In a famous scene from Ang Lee’s Brokeback Mountain, Jack Twist tragically says to Ennis Del Mar, “I wish I knew how to quit you.”
For many, those eight words encapsulate life’s essential struggle, whether external or internalized.
But, not for me.
I might not know how to quit Zyn. But I do know how to quit you.
Today, I’m quick to cut. And I keep my blade sharp. Because there’s no company that’s worth putting between me and me. That’s lonelier than being alone.
If you read the news, you know America is in the midst of a loneliness epidemic. And it disproportionately affects young people, one in three of whom report feeling lonely nearly every day. Maybe it’s the prolonged exposure to social media. Or maybe it’s the helicopter parenting.
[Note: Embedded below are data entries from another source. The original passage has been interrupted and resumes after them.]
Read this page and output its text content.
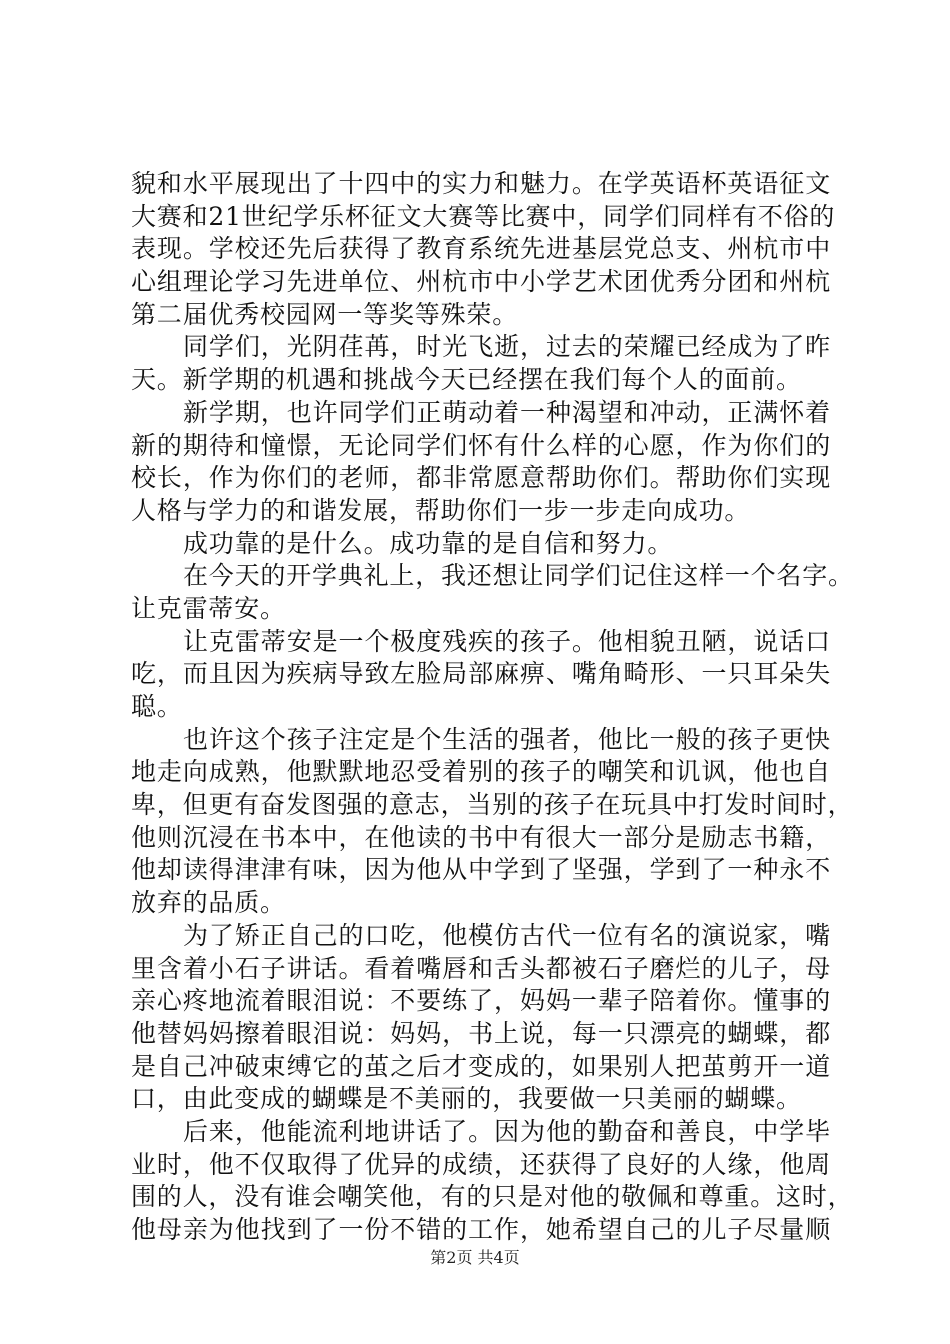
貌和水平展现出了十四中的实力和魅力。在学英语杯英语征文
大赛和21世纪学乐杯征文大赛等比赛中，同学们同样有不俗的
表现。学校还先后获得了教育系统先进基层党总支、州杭市中
心组理论学习先进单位、州杭市中小学艺术团优秀分团和州杭
第二届优秀校园网一等奖等殊荣。
同学们，光阴荏苒，时光飞逝，过去的荣耀已经成为了昨
天。新学期的机遇和挑战今天已经摆在我们每个人的面前。
新学期，也许同学们正萌动着一种渴望和冲动，正满怀着
新的期待和憧憬，无论同学们怀有什么样的心愿，作为你们的
校长，作为你们的老师，都非常愿意帮助你们。帮助你们实现
人格与学力的和谐发展，帮助你们一步一步走向成功。
成功靠的是什么。成功靠的是自信和努力。
在今天的开学典礼上，我还想让同学们记住这样一个名字。
让克雷蒂安。
让克雷蒂安是一个极度残疾的孩子。他相貌丑陋，说话口
吃，而且因为疾病导致左脸局部麻痹、嘴角畸形、一只耳朵失
聪。
也许这个孩子注定是个生活的强者，他比一般的孩子更快
地走向成熟，他默默地忍受着别的孩子的嘲笑和讥讽，他也自
卑，但更有奋发图强的意志，当别的孩子在玩具中打发时间时，
他则沉浸在书本中，在他读的书中有很大一部分是励志书籍，
他却读得津津有味，因为他从中学到了坚强，学到了一种永不
放弃的品质。
为了矫正自己的口吃，他模仿古代一位有名的演说家，嘴
里含着小石子讲话。看着嘴唇和舌头都被石子磨烂的儿子，母
亲心疼地流着眼泪说：不要练了，妈妈一辈子陪着你。懂事的
他替妈妈擦着眼泪说：妈妈，书上说，每一只漂亮的蝴蝶，都
是自己冲破束缚它的茧之后才变成的，如果别人把茧剪开一道
口，由此变成的蝴蝶是不美丽的，我要做一只美丽的蝴蝶。
后来，他能流利地讲话了。因为他的勤奋和善良，中学毕
业时，他不仅取得了优异的成绩，还获得了良好的人缘，他周
围的人，没有谁会嘲笑他，有的只是对他的敬佩和尊重。这时，
他母亲为他找到了一份不错的工作，她希望自己的儿子尽量顺
第2页 共4页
Or maybe they’re just terrified of the consequences of simply being themselves.
As Jung writes, “loneliness does not come from having no people about one, but from being unable to communicate the things that seem important to oneself, or from holding certain views which others find inadmissible.”
All communities are exclusive. Even “inclusive” ones. And if you have to think or speak or be or act a certain way or risk ostracization, then you aren’t really in one. Even the most authentically diverse, equitable, and inclusive community the world has ever known has one requirement for membership. Don’t have that and you’re out. Until you’re in again. And you’re always welcome to “keep coming back.”